Often, we want to see whether a variable is distributed normally. For example, we might want to check whether the residuals from a linear model are normally distributed.
There are two general ways to do this: Numerically and graphically. Unfortunately, the numerical methods all suffer from the problem of not having an intuitive effect size and having p-values that (like all p-values) are affected by sample size. In terms of graphical methods, some recommend the histogram, but it is not great – there are better methods. First, let’s look at two distributions that are both bell shaped, but one is normal and the other is a t distribution with 5 degrees of freedom. We will look at cases with N = 10, 100 and 10,000.

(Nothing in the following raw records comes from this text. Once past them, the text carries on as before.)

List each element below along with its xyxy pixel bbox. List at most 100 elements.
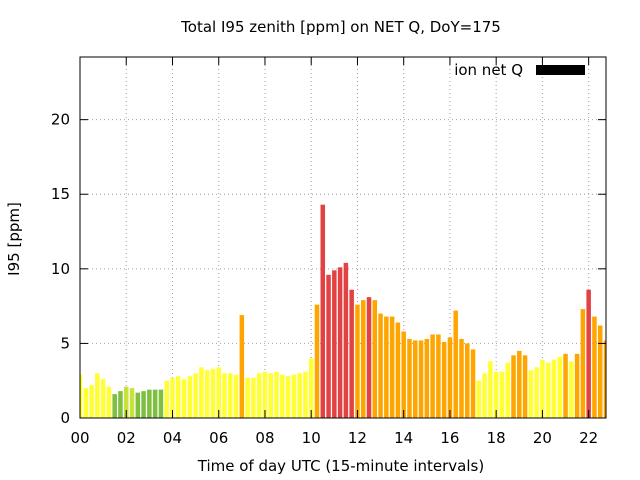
x-tick-label: 14 xyxy=(394,429,413,447)
bar xyxy=(545,362,551,418)
x-axis-label: Time of day UTC (15-minute intervals) xyxy=(197,457,484,475)
x-tick-label: 04 xyxy=(163,429,182,447)
bar xyxy=(320,204,326,418)
x-tick-label: 08 xyxy=(255,429,274,447)
bar xyxy=(355,304,360,418)
bar xyxy=(233,374,239,418)
bar xyxy=(389,316,395,418)
bar xyxy=(424,338,430,418)
bar xyxy=(326,274,331,418)
bar xyxy=(574,353,580,418)
bar xyxy=(563,353,568,418)
bar xyxy=(499,371,505,418)
x-tick-label: 02 xyxy=(117,429,136,447)
bar xyxy=(597,325,603,418)
bar xyxy=(204,370,210,418)
bar xyxy=(476,380,482,418)
bar xyxy=(147,389,152,418)
bar xyxy=(384,316,389,418)
bar xyxy=(441,341,447,418)
bar xyxy=(586,289,591,418)
bar xyxy=(453,310,458,418)
grid xyxy=(80,57,606,418)
bar xyxy=(95,373,100,418)
bar xyxy=(436,334,441,418)
x-tick-label: 22 xyxy=(579,429,598,447)
bar xyxy=(135,392,141,418)
bar xyxy=(106,386,112,418)
bar xyxy=(216,367,221,418)
bar xyxy=(129,388,135,418)
bar xyxy=(314,304,320,418)
x-tick-label: 06 xyxy=(209,429,228,447)
x-tick-label: 10 xyxy=(302,429,321,447)
bar xyxy=(89,385,94,418)
bar xyxy=(80,374,83,418)
bar xyxy=(580,309,586,418)
bar xyxy=(360,300,366,418)
bar xyxy=(349,289,354,418)
bar xyxy=(239,315,245,418)
bar xyxy=(274,371,279,418)
bar xyxy=(470,349,476,418)
y-tick-label: 0 xyxy=(60,409,70,427)
bar xyxy=(493,371,499,418)
bar xyxy=(557,356,563,418)
bar xyxy=(343,262,349,418)
bar xyxy=(401,331,406,418)
bar xyxy=(228,373,233,418)
x-tick-label: 16 xyxy=(440,429,459,447)
x-tick-label: 00 xyxy=(70,429,89,447)
bar xyxy=(176,376,181,418)
bar xyxy=(505,362,510,418)
bar xyxy=(245,377,250,418)
chart-title: Total I95 zenith [ppm] on NET Q, DoY=175 xyxy=(180,18,501,36)
y-axis-label: I95 [ppm] xyxy=(5,202,23,276)
bar xyxy=(256,373,262,418)
bar xyxy=(337,267,343,418)
y-tick-label: 20 xyxy=(51,111,70,129)
bar xyxy=(291,374,297,418)
bar xyxy=(412,340,418,418)
bar xyxy=(152,389,158,418)
bar xyxy=(366,297,372,418)
bar xyxy=(569,361,574,418)
axis-ticks: 0 5 10 15 20 00 02 04 06 08 10 12 14 16 18 20 22 xyxy=(51,57,606,447)
bar xyxy=(430,334,435,418)
bar xyxy=(187,376,193,418)
bar xyxy=(181,379,187,418)
bar xyxy=(251,377,256,418)
bar xyxy=(488,361,493,418)
bar xyxy=(193,373,198,418)
bar xyxy=(372,300,378,418)
bar xyxy=(280,374,285,418)
bar xyxy=(123,386,129,418)
bar xyxy=(308,358,314,418)
bar xyxy=(511,355,516,418)
bar xyxy=(112,394,117,418)
bar xyxy=(210,368,216,418)
bar xyxy=(395,322,401,418)
bar xyxy=(170,377,175,418)
bar xyxy=(418,340,424,418)
bar xyxy=(522,355,528,418)
x-tick-label: 20 xyxy=(533,429,552,447)
bar xyxy=(465,343,470,418)
bar xyxy=(158,389,164,418)
bar xyxy=(297,373,302,418)
bar xyxy=(482,373,487,418)
bar xyxy=(199,367,204,418)
legend: ion net Q xyxy=(454,61,585,79)
bar xyxy=(222,373,227,418)
bar xyxy=(534,367,539,418)
bar xyxy=(528,370,534,418)
bars xyxy=(80,204,606,418)
plot-frame xyxy=(79,56,607,419)
y-tick-label: 15 xyxy=(51,185,70,203)
bar xyxy=(603,340,606,418)
bar xyxy=(268,373,274,418)
bar xyxy=(517,350,522,418)
bar xyxy=(164,380,169,418)
bar xyxy=(141,391,146,418)
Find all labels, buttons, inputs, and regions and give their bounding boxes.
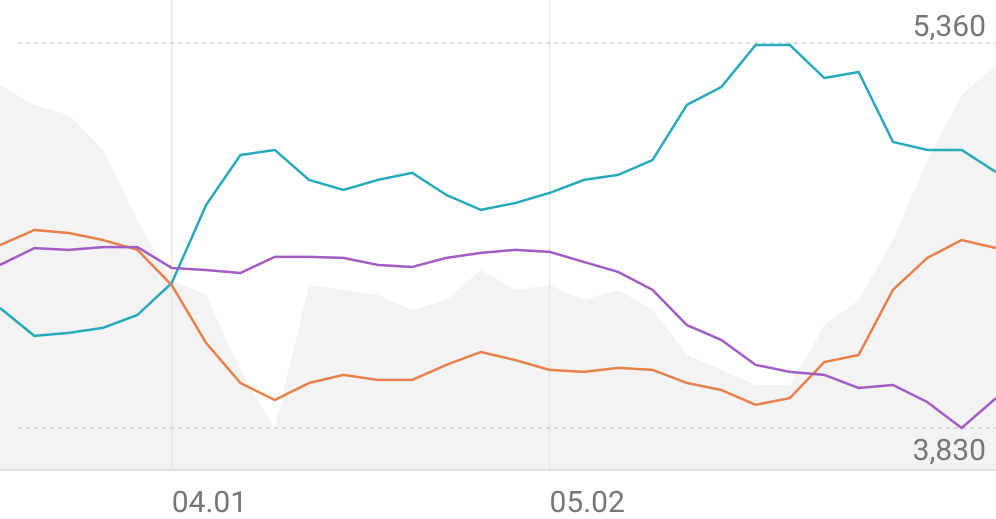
line-series: [0, 43, 996, 338]
y-tick-label: 3,830: [913, 433, 986, 468]
line-series: [0, 228, 996, 407]
x-tick-label: 05.02: [550, 485, 625, 519]
x-tick-label: 04.01: [172, 485, 247, 519]
line-series: [0, 245, 996, 430]
area: [0, 64, 996, 471]
y-tick-label: 5,360: [913, 9, 986, 44]
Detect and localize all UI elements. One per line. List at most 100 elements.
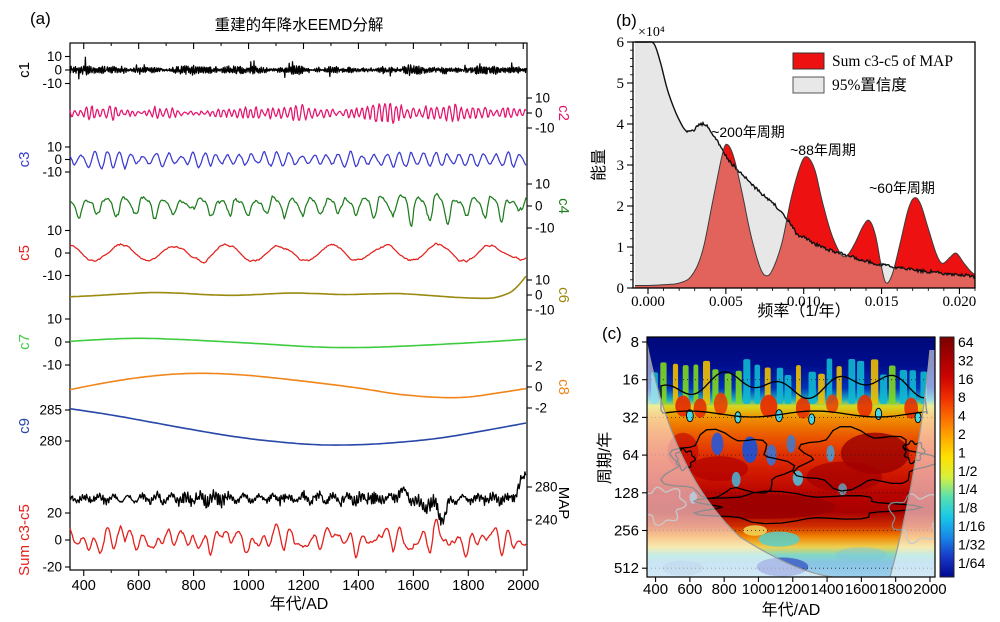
a-y-tick: -10 (42, 165, 62, 180)
b-x-tick: 0.020 (943, 294, 977, 310)
series-Sum c3-c5 (69, 518, 527, 559)
a-y-tick: 0 (535, 380, 543, 395)
annotation-200yr-cycle: ~200年周期 (711, 124, 785, 140)
a-series-label-c9: c9 (16, 418, 33, 434)
b-x-tick: 0.000 (631, 294, 665, 310)
y-axis-multiplier: ×10⁴ (638, 25, 665, 40)
legend-swatch-spectrum (792, 52, 825, 70)
colorbar-tick: 1/2 (958, 463, 978, 479)
panel-b-chart: (b) 0 1 2 3 4 5 6 0.000 0.005 0.010 0.015 0.020 ×10… (590, 11, 977, 320)
c-y-tick: 16 (622, 372, 639, 389)
panel-b-label: (b) (616, 11, 637, 30)
colorbar-tick: 1/32 (958, 536, 985, 552)
colorbar-tick: 1/64 (958, 555, 985, 571)
b-x-tick: 0.010 (787, 294, 821, 310)
a-series-label-c6: c6 (555, 287, 572, 303)
panel-b-xlabel: 频率（1/年） (757, 302, 850, 320)
c-y-tick: 512 (614, 560, 639, 577)
annotation-88yr-cycle: ~88年周期 (790, 142, 856, 158)
a-x-tick: 2000 (507, 578, 539, 594)
c-x-tick: 1000 (742, 581, 775, 598)
a-series-label-c5: c5 (16, 245, 33, 261)
a-y-tick: 2 (535, 359, 543, 374)
a-x-tick: 600 (127, 578, 151, 594)
a-y-tick: 0 (54, 335, 62, 350)
a-series-label-c3: c3 (16, 152, 33, 168)
c-x-tick: 1200 (776, 581, 809, 598)
series-c5 (69, 242, 527, 264)
b-y-tick: 2 (617, 199, 625, 215)
b-x-tick: 0.005 (709, 294, 743, 310)
a-y-tick: 10 (535, 177, 550, 192)
series-c8 (69, 372, 527, 399)
colorbar-tick: 64 (958, 334, 974, 350)
a-series-label-c4: c4 (555, 198, 572, 214)
a-y-tick: 0 (54, 246, 62, 261)
series-c4 (69, 192, 527, 228)
confidence-line (635, 41, 976, 280)
b-y-tick: 3 (617, 158, 625, 174)
a-y-tick: 285 (39, 403, 62, 418)
a-series-label-MAP: MAP (555, 487, 572, 520)
c-y-tick: 32 (622, 409, 639, 426)
panel-a-title: 重建的年降水EEMD分解 (215, 16, 384, 34)
colorbar (939, 336, 955, 578)
c-x-tick: 600 (677, 581, 702, 598)
colorbar-tick: 32 (958, 352, 974, 368)
c-y-tick: 8 (631, 334, 639, 351)
a-y-tick: 10 (47, 49, 62, 64)
colorbar-tick: 16 (958, 371, 974, 387)
c-x-tick: 1800 (879, 581, 912, 598)
a-series-label-c1: c1 (16, 62, 33, 78)
spectrum-line (635, 143, 976, 286)
a-x-tick: 800 (182, 578, 206, 594)
panel-c-xlabel: 年代/AD (762, 601, 821, 619)
c-x-tick: 1400 (810, 581, 843, 598)
a-y-tick: 10 (47, 140, 62, 155)
a-series-label-c7: c7 (16, 334, 33, 350)
a-y-tick: 10 (47, 223, 62, 238)
colorbar-tick: 1/4 (958, 481, 978, 497)
c-y-tick: 256 (614, 523, 639, 540)
a-x-tick: 400 (72, 578, 96, 594)
a-y-tick: -10 (42, 268, 62, 283)
a-series-label-c2: c2 (555, 105, 572, 121)
a-y-tick: -10 (535, 121, 555, 136)
a-x-tick: 1400 (342, 578, 374, 594)
annotation-60yr-cycle: ~60年周期 (869, 180, 935, 196)
panel-a-plot: 400 600 800 1000 1200 1400 1600 1800 2000100-10c… (16, 42, 572, 594)
a-y-tick: 0 (54, 152, 62, 167)
c-x-tick: 1600 (845, 581, 878, 598)
b-y-tick: 4 (617, 117, 625, 133)
panel-a-xlabel: 年代/AD (270, 595, 329, 613)
a-x-tick: 1800 (452, 578, 484, 594)
significance-contour (660, 371, 928, 418)
panel-a-label: (a) (30, 9, 51, 28)
panel-c-ylabel: 周期/年 (596, 432, 614, 484)
a-y-tick: 20 (47, 506, 62, 521)
legend-label-confidence: 95%置信度 (832, 76, 907, 94)
a-y-tick: 10 (535, 91, 550, 106)
cone-left-mask (647, 344, 833, 577)
colorbar-tick: 2 (958, 426, 966, 442)
b-y-tick: 5 (617, 76, 625, 92)
a-x-tick: 1200 (287, 578, 319, 594)
legend-label-spectrum: Sum c3-c5 of MAP (832, 53, 953, 70)
b-x-tick: 0.015 (865, 294, 899, 310)
panel-b-plot: 0 1 2 3 4 5 6 0.000 0.005 0.010 0.015 0.020 (617, 35, 977, 310)
series-c2 (69, 103, 527, 125)
a-series-label-c8: c8 (555, 379, 572, 395)
a-x-tick: 1000 (232, 578, 264, 594)
legend-swatch-confidence (792, 76, 825, 94)
a-y-tick: -10 (42, 76, 62, 91)
b-y-tick: 1 (617, 240, 625, 256)
a-y-tick: -10 (42, 358, 62, 373)
c-x-tick: 800 (712, 581, 737, 598)
a-series-label-Sum c3-c5: Sum c3-c5 (16, 504, 33, 576)
series-c9 (69, 408, 527, 446)
c-x-tick: 2000 (913, 581, 946, 598)
series-c7 (69, 337, 527, 349)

One statistical test of normality is the Kolmoogorov Smirnov test. When we test t5 vs. normal, the p value is 0.95 for N = 5, 0.21 for N = 100 and 0.000008 for N – 10000. But the departure from normality is the same.

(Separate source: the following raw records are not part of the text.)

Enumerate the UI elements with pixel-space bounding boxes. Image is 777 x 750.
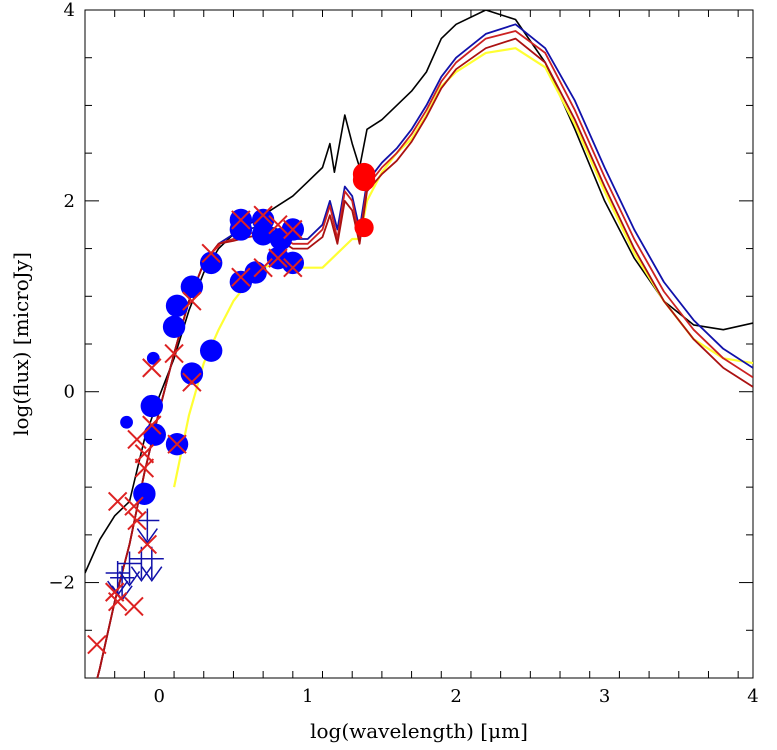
red-cross-marker	[142, 358, 162, 378]
red-cross-marker	[134, 458, 155, 478]
model-blue-line	[96, 23, 753, 678]
blue-data-point	[146, 351, 160, 365]
red-cross-marker	[268, 215, 288, 235]
red-cross-marker	[253, 205, 273, 225]
red-cross-marker	[231, 267, 251, 287]
blue-data-point	[199, 339, 223, 362]
red-data-point	[354, 217, 374, 238]
red-cross-marker	[182, 372, 202, 392]
x-tick-label: 2	[450, 686, 461, 707]
red-cross-marker	[127, 510, 147, 531]
y-tick-label: −2	[48, 573, 75, 594]
cross-markers	[87, 205, 303, 655]
red-cross-marker	[107, 591, 128, 612]
axis-tick-labels: 0 1 2 3 4 −2 0 2 4	[48, 0, 758, 707]
plot-area	[84, 9, 754, 679]
x-tick-label: 4	[747, 686, 758, 707]
axis-ticks	[84, 9, 753, 679]
blue-data-point	[251, 223, 275, 246]
blue-data-point	[162, 315, 186, 339]
blue-data-point	[244, 261, 267, 284]
x-tick-label: 0	[153, 686, 164, 707]
x-tick-label: 1	[302, 686, 313, 707]
red-cross-marker	[231, 210, 251, 230]
blue-data-point	[180, 362, 204, 385]
red-cross-marker	[87, 634, 107, 655]
blue-data-point	[165, 294, 189, 318]
red-cross-marker	[167, 434, 187, 454]
red-cross-marker	[182, 291, 202, 311]
red-cross-marker	[134, 444, 155, 464]
red-cross-marker	[283, 257, 303, 278]
red-cross-marker	[201, 243, 221, 264]
red-cross-marker	[253, 257, 273, 278]
model-curves	[85, 10, 753, 678]
red-cross-marker	[164, 343, 184, 364]
upper-limit-marker	[135, 508, 160, 544]
red-cross-marker	[107, 491, 128, 512]
red-cross-marker	[142, 415, 162, 435]
upper-limit-markers	[105, 508, 164, 602]
y-tick-label: 2	[64, 191, 75, 212]
blue-data-point	[229, 218, 253, 241]
red-data-point	[352, 168, 376, 192]
blue-data-point	[120, 415, 133, 429]
x-axis-label: log(wavelength) [μm]	[310, 719, 528, 743]
upper-limit-marker	[139, 546, 164, 583]
y-tick-label: 4	[64, 0, 75, 21]
blue-data-point	[199, 251, 223, 275]
y-tick-label: 0	[64, 382, 75, 403]
blue-data-point	[133, 482, 156, 506]
upper-limit-marker	[110, 565, 135, 602]
blue-data-point	[180, 275, 204, 298]
red-cross-marker	[137, 534, 158, 555]
red-cross-marker	[268, 248, 288, 268]
red-cross-marker	[283, 219, 303, 240]
x-tick-label: 3	[599, 686, 610, 707]
plot-frame	[84, 9, 754, 679]
blue-data-point	[281, 251, 305, 275]
upper-limit-marker	[117, 551, 142, 587]
y-axis-label: log(flux) [microJy]	[9, 252, 33, 436]
blue-data-point	[140, 394, 163, 418]
red-cross-marker	[124, 596, 144, 617]
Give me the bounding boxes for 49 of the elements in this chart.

Histograms with N = 10 make little sense. However, we can look at the histogram of the t5 distribution for N = 100:
Is that normal? Now, if we change the breaks and start point so that there are breaks every 2 units from -10 to 10 we get:
That certainly doesn’t look normal! But it’s the same data. But if we simply change the limits to -7 and 7, all of a sudden it looks pretty normal:
But if we make a lot of breaks, then it stops looking normal and even seems like it has some pattern: .

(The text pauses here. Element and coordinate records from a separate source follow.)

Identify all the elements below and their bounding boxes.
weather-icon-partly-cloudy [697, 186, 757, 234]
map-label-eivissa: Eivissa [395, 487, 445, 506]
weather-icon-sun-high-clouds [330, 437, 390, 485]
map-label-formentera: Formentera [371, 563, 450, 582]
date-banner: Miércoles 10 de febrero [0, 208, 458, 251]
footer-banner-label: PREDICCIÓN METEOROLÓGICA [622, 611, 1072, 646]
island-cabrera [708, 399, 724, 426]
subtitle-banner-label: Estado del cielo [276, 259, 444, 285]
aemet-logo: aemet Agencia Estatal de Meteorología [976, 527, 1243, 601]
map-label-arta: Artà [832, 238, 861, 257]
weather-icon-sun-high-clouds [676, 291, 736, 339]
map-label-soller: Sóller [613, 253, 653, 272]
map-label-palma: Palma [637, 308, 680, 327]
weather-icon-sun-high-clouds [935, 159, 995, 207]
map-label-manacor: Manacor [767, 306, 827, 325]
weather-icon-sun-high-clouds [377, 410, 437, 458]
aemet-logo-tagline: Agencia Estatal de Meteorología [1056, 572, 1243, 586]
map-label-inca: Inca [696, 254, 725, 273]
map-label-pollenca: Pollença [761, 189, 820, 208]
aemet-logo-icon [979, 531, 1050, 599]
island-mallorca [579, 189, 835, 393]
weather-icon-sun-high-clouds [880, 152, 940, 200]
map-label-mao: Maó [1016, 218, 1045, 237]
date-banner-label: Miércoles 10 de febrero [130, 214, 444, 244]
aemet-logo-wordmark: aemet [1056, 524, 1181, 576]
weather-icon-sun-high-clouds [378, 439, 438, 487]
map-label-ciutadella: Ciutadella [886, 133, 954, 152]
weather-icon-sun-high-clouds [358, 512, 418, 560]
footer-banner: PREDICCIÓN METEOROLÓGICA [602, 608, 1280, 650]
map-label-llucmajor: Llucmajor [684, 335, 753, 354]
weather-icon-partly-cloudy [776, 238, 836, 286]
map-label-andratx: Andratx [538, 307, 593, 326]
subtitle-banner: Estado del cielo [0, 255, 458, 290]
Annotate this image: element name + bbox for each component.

Similar problems occur if the sample size is large.
Other people recommend overlaid density plots. Here is a graph of the t-distribution and the normal distribution with N = 100:
That is certainly more informative than the histograms, but, just as histograms have problems with bin width, density plots have problems with smoothness. If we make the plot less smooth we get:
where even the normal doesn’t look normal!
What to do? I suggest two possibilities. The one that is easier to understand is parallel box plots. The one that is most informative is the quantile normal plot. Here’s a bare-bones parallel box plot with N = 100.
(The normal distribution is on the right). The same plot with larger N looks quite similar. We can clearly see that the t5 distribution is much more spread out than the normal. This wasn’t so clear in the other plots.
The quantile normal plot for N = 100 looks like this:
If the t5 distribution was normal, all the points would be very close to the line. Reading these plots, though, takes a bit of practice.